Actions speak louder than words. One can write/blog what he or she wants but in the end what we do....... speaks volumes.
It's a pitty you still obsess about Kyle. She is not that important. Yes, you show us that you are insecure. But still you seems to be more likable in this episode when you act calm. I'm sorry for what you went or still going trough, but now you have opportunity to fall in love again and find yourself a handsome husband, nothing like Kelsy. :)
Camille, Its obvious that the pain your were feeling maybe you wanted otheres to feel pain as well...hey your human! I think the Kyle thing is because her husband wweworked with yours and its a simple case of transference. Once again your human. I think it is HORRIBLE what Kelsey has done to you - what a jerk. You seem to truly be a sweet person going through a really really awful time. If we all search inside ourselves we will see that we have all behaved on a similar level at one time or another. I hope you catch a break.
Some of the comments on this page are really over the top. Let's just review the Kyle / Camille fight for a minute.

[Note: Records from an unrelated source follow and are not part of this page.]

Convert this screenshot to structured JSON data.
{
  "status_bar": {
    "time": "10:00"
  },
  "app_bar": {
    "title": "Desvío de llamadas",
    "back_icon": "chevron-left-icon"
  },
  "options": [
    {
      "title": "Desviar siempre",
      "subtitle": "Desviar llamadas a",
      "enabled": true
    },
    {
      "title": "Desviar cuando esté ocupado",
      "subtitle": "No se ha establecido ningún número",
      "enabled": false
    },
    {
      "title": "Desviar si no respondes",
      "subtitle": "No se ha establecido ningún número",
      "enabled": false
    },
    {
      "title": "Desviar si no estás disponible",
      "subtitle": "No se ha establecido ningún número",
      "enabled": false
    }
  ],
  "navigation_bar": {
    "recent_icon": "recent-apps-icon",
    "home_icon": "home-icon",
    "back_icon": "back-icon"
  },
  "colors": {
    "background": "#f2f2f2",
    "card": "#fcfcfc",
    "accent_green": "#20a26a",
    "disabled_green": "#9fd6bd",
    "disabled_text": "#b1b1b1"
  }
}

Camille and Kyle are business aquaintances. Even if Kyle didn't say that people were more interested in Kelsey, not Camille, the smart thing for Kyle to do would have been to at least apologize for the misunderstanding. This is what a mature person does to protect a business relationship. Instead, Kyle got defensive and was just short of yelling. Again, not mature. Then to add fuel to the fire, Kyle later tells Camille she is sorry that Camille is insecure???!!! Who says something like that? It's condescending to say the least. Frankly, it was a jerky, snarky comment. And personally, if someone had said that to me I would have found it insulting.
I like Kyle, but started this, not Camille. And she's also pretty condescending to her own sister - getting jabs in whenever she can. Pretty sad, actually.
Unfortunately for Camille, she comes off as a bit cold and overly flirtatious with her male friends, which automatically makes the viewers want to side with anyone else on any altercation that arrises on the show.
Keep your chin up about all the comments. People just dont realize how hard it is for you to be confronted with grief that happened months ago.
Wow! I couldn't have said it better!!!! I'm totally sympathetic to your situation; however, your behavior is less than desirable. You owe Kyle an apology (at least of what I have seen on the episodes)! At the end of the day, you've totally embarassed yourself with the comment about your husband being so high and Kyle and Mauricio being so low. You need to learn from Kyle how to have a humble spirit. Kelsey was so wrong in treating you the way that he did (especially for the world to see); however, you do need to be able to stand on your own for yourself. May God bless you thru the hard times you are experiencing and know that Kelsey wasn't your first and he won't be your last.